A faster way?

RichardF · 2007-07-08 19:56

I need a method which finds the highest of 8 frequencies coming in from my 8 TSL230 sensors and records which sensor was highest. My first cut at this is simple logic but it may not be the fastest way. freqx is simultaneously updated from 4 cogs running ctra and ctrb. freqx and CameFrom are global variables and will be used to·direct my PEBOT towards the brightest light.

PUB ComCen
·HighFreq := 0
·CameFrom := 0
·repeat
·· if freq1 > HighFreq
···· HighFreq := Freq1
···· CameFrom := 1
·· if freq2 > HighFreq
···· HighFreq := Freq2
···· CameFrom := 2
·· if Freq3 > HighFreq
···· HighFreq := Freq3
···· CameFRom := 3
·· if freq4 > HighFreq
···· HighFreq := Freq4
···· CameFrom := 4
·· if Freq5 > HighFreq
···· HighFreq := Freq5
···· CameFrom := 5
·· if freq6 > HighFreq
···· HighFreq := Freq6
···· CameFrom := 6
·· if Freq7 > HighFreq
···· HighFreq := Freq7
···· CameFrom := 7
·· if freq8 > HighFreq
···· HighFreq := Freq8
···· CameFrom := 8····

Would appreciate finding· more efficient/faster code keeping it in Spin.
Thanks,
Richard

CardboardGuru · 2007-07-08 22:01

Slightly faster.

PUB ComCen
 HighFreq := Freq1
 CameFrom := 1
 repeat
   if freq2 > HighFreq
     HighFreq := Freq2
     CameFrom := 2
   if Freq3 > HighFreq
     HighFreq := Freq3
     CameFRom := 3
   if freq4 > HighFreq
     HighFreq := Freq4
     CameFrom := 4
   if Freq5 > HighFreq
     HighFreq := Freq5
     CameFrom := 5
   if freq6 > HighFreq
     HighFreq := Freq6
     CameFrom := 6
   if Freq7 > HighFreq
     HighFreq := Freq7
     CameFrom := 7
   if freq8 > HighFreq
     HighFreq := Freq8
     CameFrom := 8

Beau Schwabe · 2007-07-09 02:00

Richard,

How about...

HighFreq := (Freq1<<3|0)#>(Freq2<<3|1)#>(Freq3<<3|2)#>(Freq4<<3|3)#>(Freq5<<3|4)#>(Freq6<<3|5)#>(Freq7<<3|6)#>(Freq8<<3|7)

CameFrom := HighFreq&$7+1
HighFreq := HighFreq>>3

...In the case of a Tie between any of the Frequencies, the frequency with the highest index value will determine the winner.

▔▔▔▔▔▔▔▔▔▔▔▔▔▔▔▔▔▔▔▔▔▔▔▔
Beau Schwabe

IC Layout Engineer
Parallax, Inc.

Post Edited (Beau Schwabe (Parallax)) : 7/9/2007 2:05:06 AM GMT

RichardF · 2007-07-09 09:38

Thanks, Beau, I will give your code a try, but I have some studying to do to understand it.
Richard

mirror · 2007-07-09 10:23

Obviously, only 29 bits of frequency information are processed with Beau's code. Practically this is not a concern, unless you were using the frequency variable in a quasi-floating point kind of way (ie upper 16 bits for frequency, lower 16 bits for fraction of frequency). In this case each term of the expression should be
HighFreq := (Freq1&!7|0)#>(Freq2&!7|1) etc

with the final resolution being

CameFrom := HighFreq&7+1
HighFreq := HighFreq&!7

▔▔▔▔▔▔▔▔▔▔▔▔▔▔▔▔▔▔▔▔▔▔▔▔

CardboardGuru · 2007-07-09 10:30

It's a cunning piece of code. The #> operator gives the higher of 2 numbers. But what Beau has done here is to chain them together, so it returns the highest of a list of numbers.

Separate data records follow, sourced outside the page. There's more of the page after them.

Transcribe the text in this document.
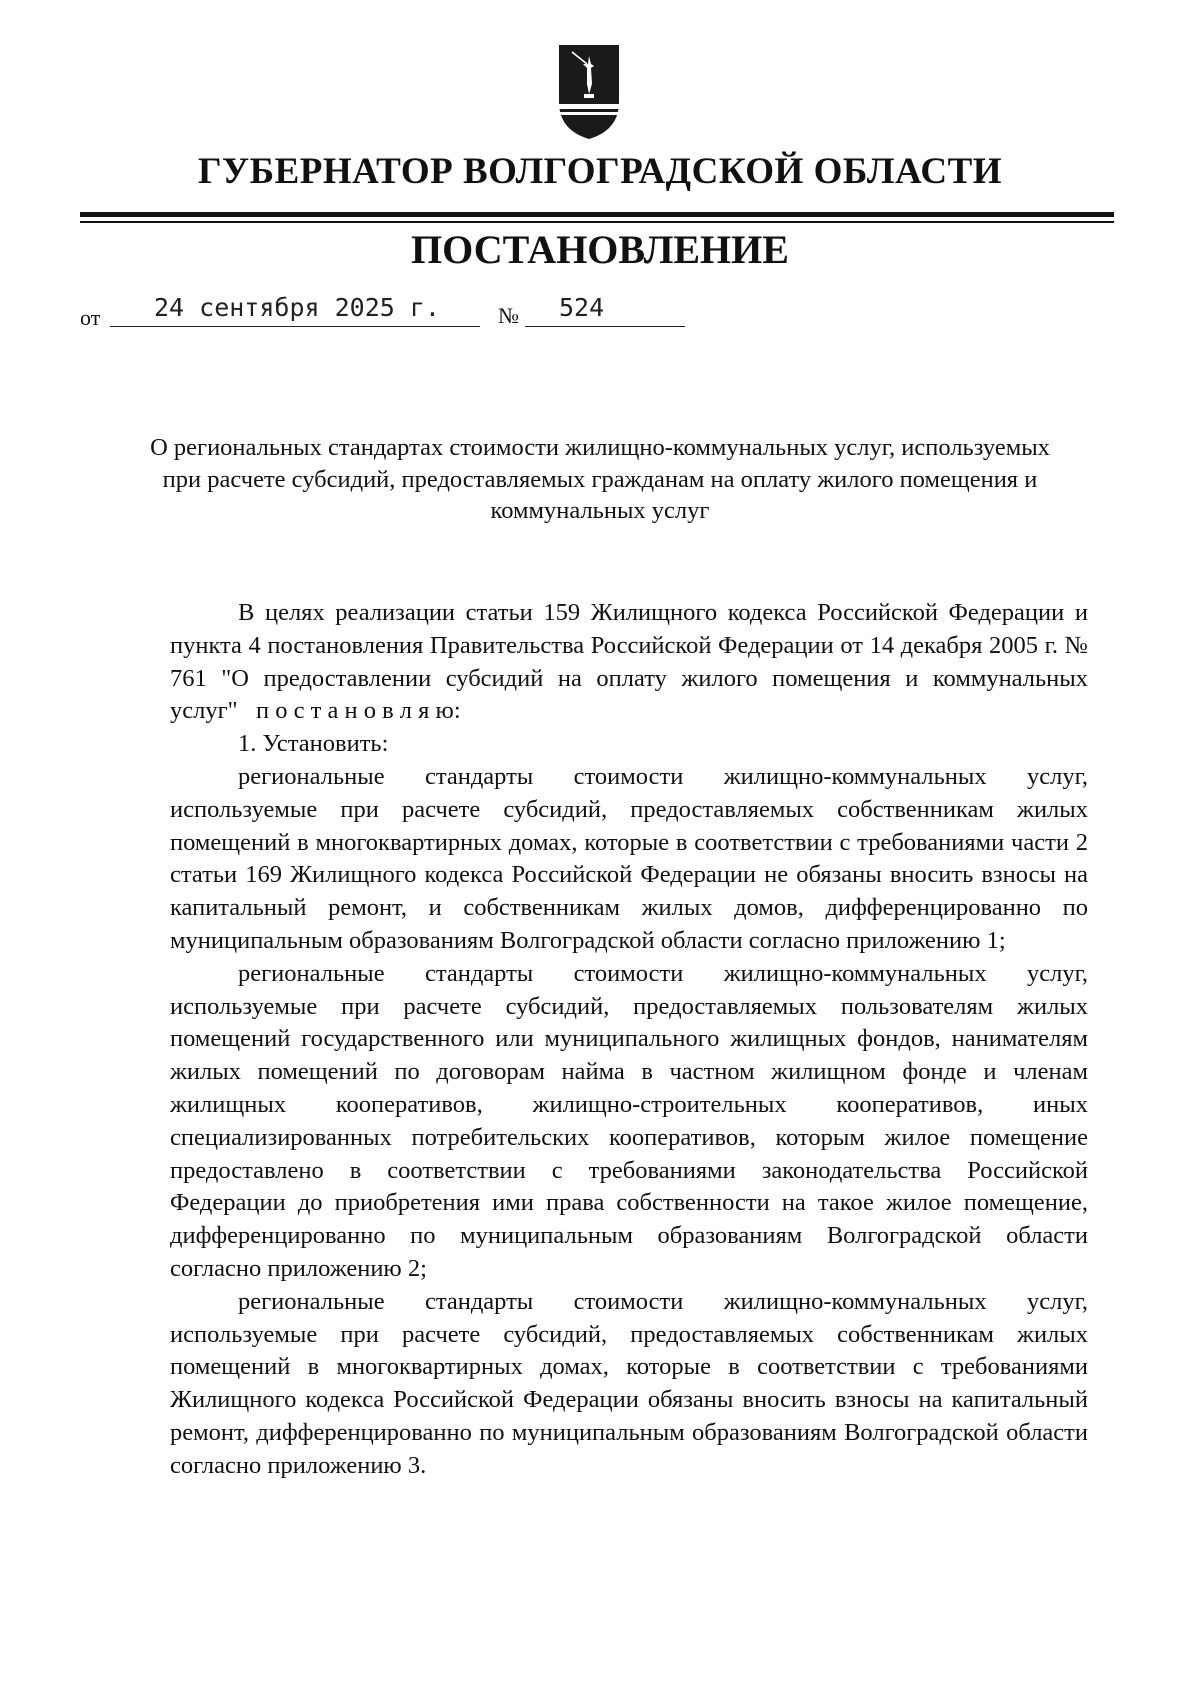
ГУБЕРНАТОР ВОЛГОГРАДСКОЙ ОБЛАСТИ
ПОСТАНОВЛЕНИЕ
от	24 сентября 2025 г.	№	524

О региональных стандартах стоимости жилищно-коммунальных услуг, используемых при расчете субсидий, предоставляемых гражданам на оплату жилого помещения и коммунальных услуг

В целях реализации статьи 159 Жилищного кодекса Российской Федерации и пункта 4 постановления Правительства Российской Федерации от 14 декабря 2005 г. № 761 "О предоставлении субсидий на оплату жилого помещения и коммунальных услуг" п о с т а н о в л я ю:

1. Установить:

региональные стандарты стоимости жилищно-коммунальных услуг, используемые при расчете субсидий, предоставляемых собственникам жилых помещений в многоквартирных домах, которые в соответствии с требованиями части 2 статьи 169 Жилищного кодекса Российской Федерации не обязаны вносить взносы на капитальный ремонт, и собственникам жилых домов, дифференцированно по муниципальным образованиям Волгоградской области согласно приложению 1;

региональные стандарты стоимости жилищно-коммунальных услуг, используемые при расчете субсидий, предоставляемых пользователям жилых помещений государственного или муниципального жилищных фондов, нанимателям жилых помещений по договорам найма в частном жилищном фонде и членам жилищных кооперативов, жилищно-строительных кооперативов, иных специализированных потребительских кооперативов, которым жилое помещение предоставлено в соответствии с требованиями законодательства Российской Федерации до приобретения ими права собственности на такое жилое помещение, дифференцированно по муниципальным образованиям Волгоградской области согласно приложению 2;

региональные стандарты стоимости жилищно-коммунальных услуг, используемые при расчете субсидий, предоставляемых собственникам жилых помещений в многоквартирных домах, которые в соответствии с требованиями Жилищного кодекса Российской Федерации обязаны вносить взносы на капитальный ремонт, дифференцированно по муниципальным образованиям Волгоградской области согласно приложению 3.
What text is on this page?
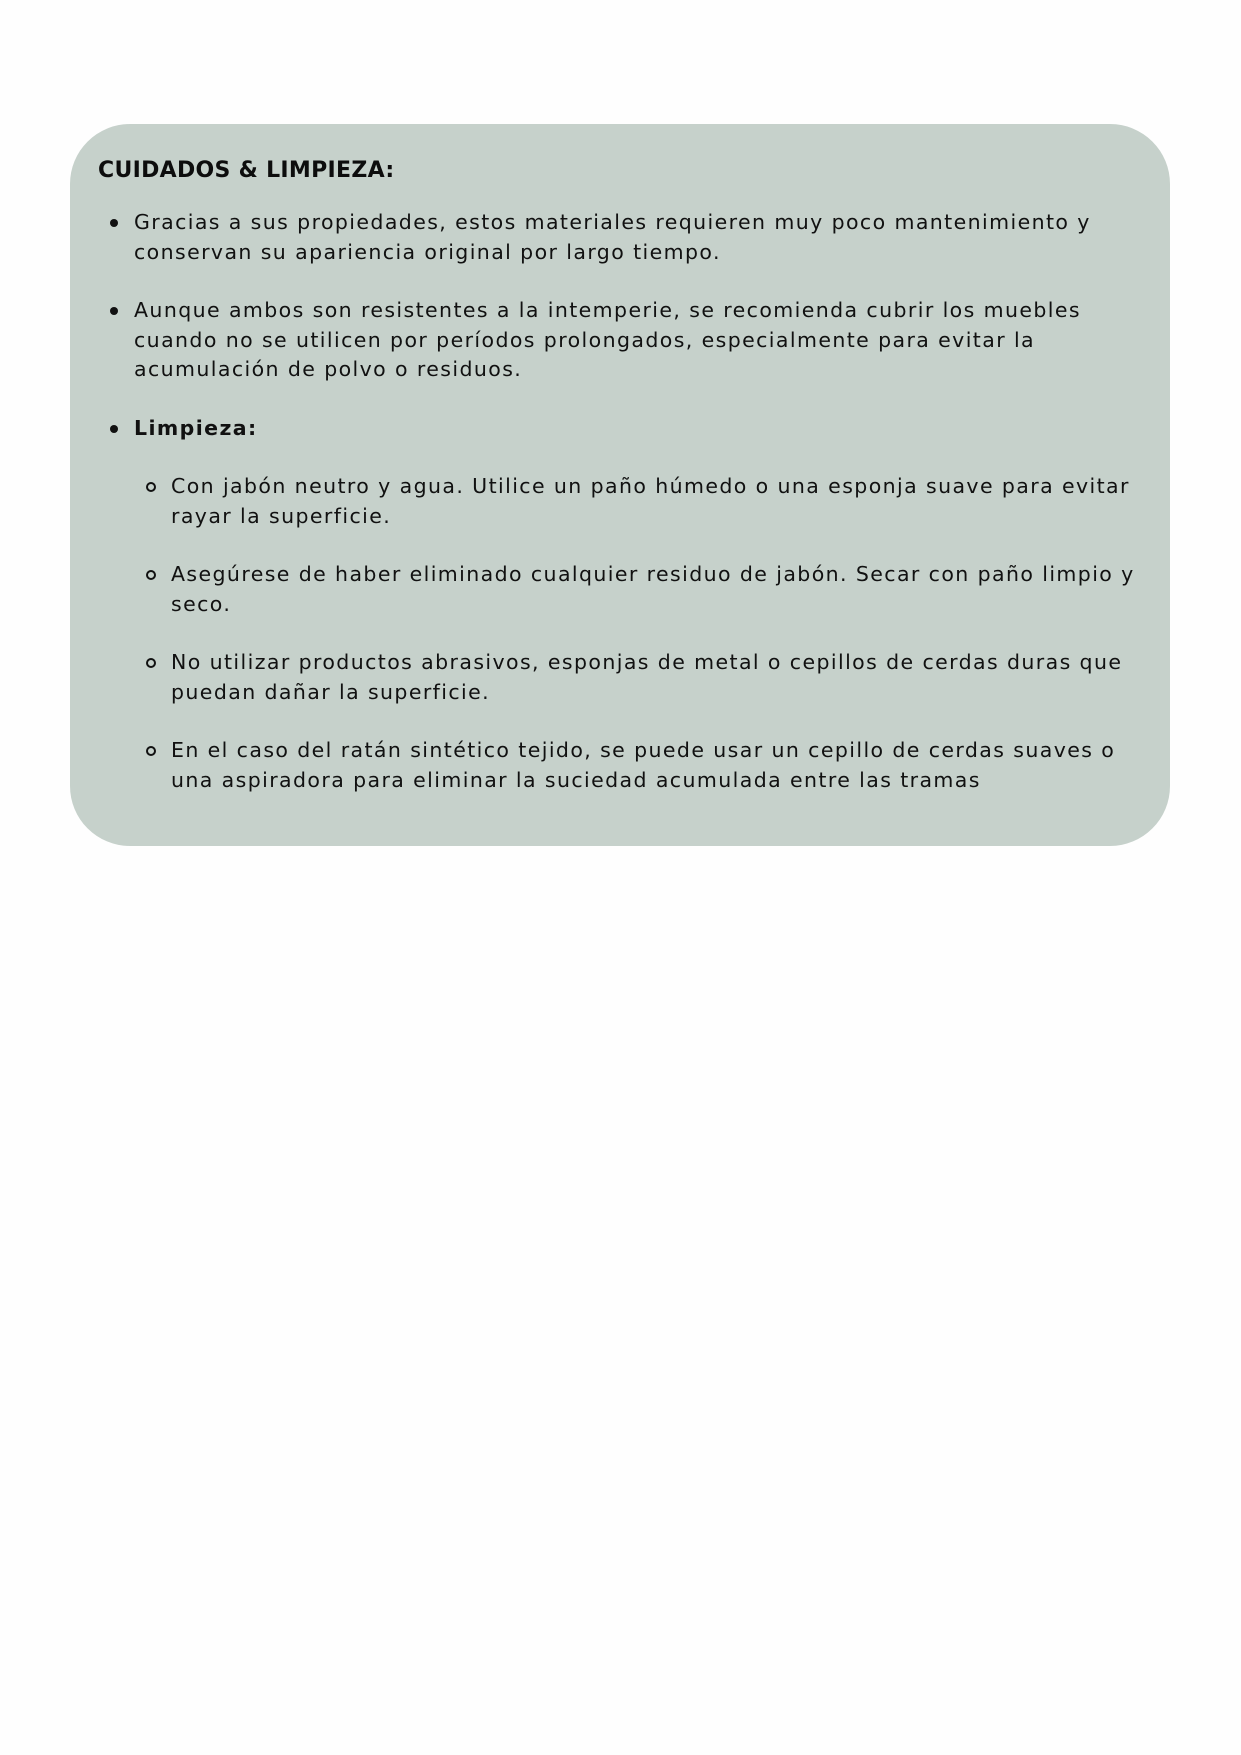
CUIDADOS & LIMPIEZA:
Gracias a sus propiedades, estos materiales requieren muy poco mantenimiento y conservan su apariencia original por largo tiempo.
Aunque ambos son resistentes a la intemperie, se recomienda cubrir los muebles cuando no se utilicen por períodos prolongados, especialmente para evitar la acumulación de polvo o residuos.
Limpieza:
Con jabón neutro y agua. Utilice un paño húmedo o una esponja suave para evitar rayar la superficie.
Asegúrese de haber eliminado cualquier residuo de jabón. Secar con paño limpio y seco.
No utilizar productos abrasivos, esponjas de metal o cepillos de cerdas duras que puedan dañar la superficie.
En el caso del ratán sintético tejido, se puede usar un cepillo de cerdas suaves o una aspiradora para eliminar la suciedad acumulada entre las tramas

HighFreq := Freq1 #> Freq2 #> Freq3 #> Freq4 #> Freq5 #> Freq6 #> Freq7 #> Freq8

That's nice functionality that hadn't occurred to me before. I'll have to review my code to see whether I can improve some code with this.

But the real clever thing is finding a way to keep the CameFrom variable together with the appropriate Freq. Beau has put it in the lower 3 bits of each Freq that is compared. And shifted the Freqency to the left 3 bits to make room. (Freqx<<3|y)
The lower 3 bits aren't going to make a difference to the comparison if the Freqs are different. And if they are the same, you probably don't care which is returned. (Beau's code will return the last of the matching Freqs, yours returns the first.)

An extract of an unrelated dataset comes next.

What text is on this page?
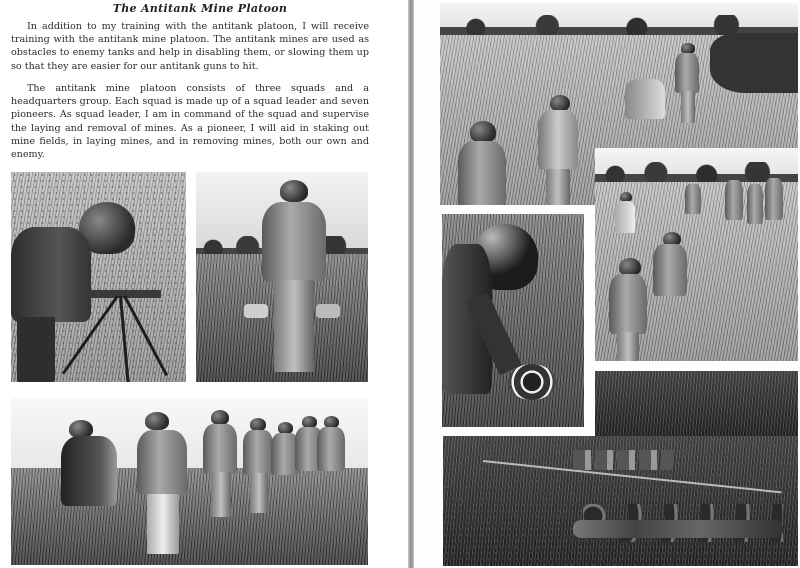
The Antitank Mine Platoon

In addition to my training with the antitank platoon, I will receive training with the antitank mine platoon. The antitank mines are used as obstacles to enemy tanks and help in disabling them, or slowing them up so that they are easier for our antitank guns to hit.

The antitank mine platoon consists of three squads and a headquarters group. Each squad is made up of a squad leader and seven pioneers. As squad leader, I am in command of the squad and supervise the laying and removal of mines. As a pioneer, I will aid in staking out mine fields, in laying mines, and in removing mines, both our own and enemy.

The other difference to your code is that yours will cope with 32 bit frequencies, and Beau's 29 bit. But it's a fair bet that your frequencies don't have anything like that many bits anyway.

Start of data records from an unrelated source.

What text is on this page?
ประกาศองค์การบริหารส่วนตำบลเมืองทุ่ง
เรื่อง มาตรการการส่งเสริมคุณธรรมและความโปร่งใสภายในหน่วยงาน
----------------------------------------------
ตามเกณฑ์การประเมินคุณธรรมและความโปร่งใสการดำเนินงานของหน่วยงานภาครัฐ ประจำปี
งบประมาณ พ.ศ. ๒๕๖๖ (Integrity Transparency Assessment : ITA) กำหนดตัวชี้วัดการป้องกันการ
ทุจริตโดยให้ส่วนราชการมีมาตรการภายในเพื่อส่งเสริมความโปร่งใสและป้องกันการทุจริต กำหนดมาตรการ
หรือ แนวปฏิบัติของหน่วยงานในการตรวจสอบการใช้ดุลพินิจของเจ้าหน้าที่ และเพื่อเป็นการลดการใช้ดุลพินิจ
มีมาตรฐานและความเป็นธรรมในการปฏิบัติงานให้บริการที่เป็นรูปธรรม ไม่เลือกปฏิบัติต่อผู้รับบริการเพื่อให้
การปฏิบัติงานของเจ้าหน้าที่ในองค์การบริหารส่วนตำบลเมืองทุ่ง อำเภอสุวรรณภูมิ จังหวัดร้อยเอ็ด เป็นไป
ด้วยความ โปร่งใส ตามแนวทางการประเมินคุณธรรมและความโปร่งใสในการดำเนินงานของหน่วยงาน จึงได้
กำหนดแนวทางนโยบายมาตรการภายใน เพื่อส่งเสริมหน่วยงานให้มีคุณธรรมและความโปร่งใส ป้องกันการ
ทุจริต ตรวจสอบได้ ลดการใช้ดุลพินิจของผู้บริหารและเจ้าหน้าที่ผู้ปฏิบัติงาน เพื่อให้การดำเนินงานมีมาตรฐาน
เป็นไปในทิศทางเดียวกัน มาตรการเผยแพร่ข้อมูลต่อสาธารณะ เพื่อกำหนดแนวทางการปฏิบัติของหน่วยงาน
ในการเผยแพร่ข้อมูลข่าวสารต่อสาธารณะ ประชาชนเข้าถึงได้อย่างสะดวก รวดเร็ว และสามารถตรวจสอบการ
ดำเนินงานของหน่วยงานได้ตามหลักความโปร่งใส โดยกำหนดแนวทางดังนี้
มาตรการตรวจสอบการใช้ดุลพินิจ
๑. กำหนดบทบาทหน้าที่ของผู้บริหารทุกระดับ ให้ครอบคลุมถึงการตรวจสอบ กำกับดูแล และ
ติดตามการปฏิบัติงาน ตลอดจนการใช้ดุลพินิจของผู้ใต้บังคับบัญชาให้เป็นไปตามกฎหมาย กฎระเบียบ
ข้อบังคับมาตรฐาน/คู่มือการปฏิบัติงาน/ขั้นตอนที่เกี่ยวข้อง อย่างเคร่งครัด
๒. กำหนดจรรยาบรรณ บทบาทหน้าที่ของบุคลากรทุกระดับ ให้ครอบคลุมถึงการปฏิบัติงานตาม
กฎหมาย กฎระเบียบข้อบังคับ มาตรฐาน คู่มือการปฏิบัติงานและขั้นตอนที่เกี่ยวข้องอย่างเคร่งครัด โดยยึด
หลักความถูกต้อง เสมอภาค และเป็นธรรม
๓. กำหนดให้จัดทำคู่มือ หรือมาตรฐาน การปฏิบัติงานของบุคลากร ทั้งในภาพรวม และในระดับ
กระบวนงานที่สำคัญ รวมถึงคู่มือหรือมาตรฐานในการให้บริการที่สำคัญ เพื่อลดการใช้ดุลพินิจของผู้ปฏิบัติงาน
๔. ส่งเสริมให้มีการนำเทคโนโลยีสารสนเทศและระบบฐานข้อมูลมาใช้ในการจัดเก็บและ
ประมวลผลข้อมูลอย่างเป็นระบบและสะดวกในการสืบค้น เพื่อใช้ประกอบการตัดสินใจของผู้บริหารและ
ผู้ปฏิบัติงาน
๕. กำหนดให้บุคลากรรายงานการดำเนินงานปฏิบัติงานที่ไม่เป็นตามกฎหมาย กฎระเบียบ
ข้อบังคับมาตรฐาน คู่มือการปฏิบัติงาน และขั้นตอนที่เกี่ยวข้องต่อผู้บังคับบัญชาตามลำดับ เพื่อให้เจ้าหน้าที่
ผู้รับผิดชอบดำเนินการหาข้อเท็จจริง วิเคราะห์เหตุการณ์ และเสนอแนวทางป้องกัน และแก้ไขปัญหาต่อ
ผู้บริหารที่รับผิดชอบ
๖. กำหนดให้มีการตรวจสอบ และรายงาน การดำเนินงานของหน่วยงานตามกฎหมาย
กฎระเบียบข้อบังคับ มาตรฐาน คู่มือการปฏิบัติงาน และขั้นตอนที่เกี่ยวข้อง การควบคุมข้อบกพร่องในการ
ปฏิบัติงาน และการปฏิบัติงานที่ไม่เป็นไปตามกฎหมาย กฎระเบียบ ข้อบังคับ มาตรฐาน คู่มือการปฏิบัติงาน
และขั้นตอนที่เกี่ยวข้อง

deSilva · 2007-07-09 12:04

I like this thread very much, which shows also the need for more discussions about code optimization. Some time ago I used a benchmark framework that convinced me to change to assembler

In SPIN you need 10 mys for the smallest things - this adds up... I benchmarked the above mentioned pieces of code. The result is given in kHz, as I strobed it using a frequency counter on an output pin. If you want to know the time, take 1/2f, so 50 kHz means 10 mys, as two loops are performed within one cycle.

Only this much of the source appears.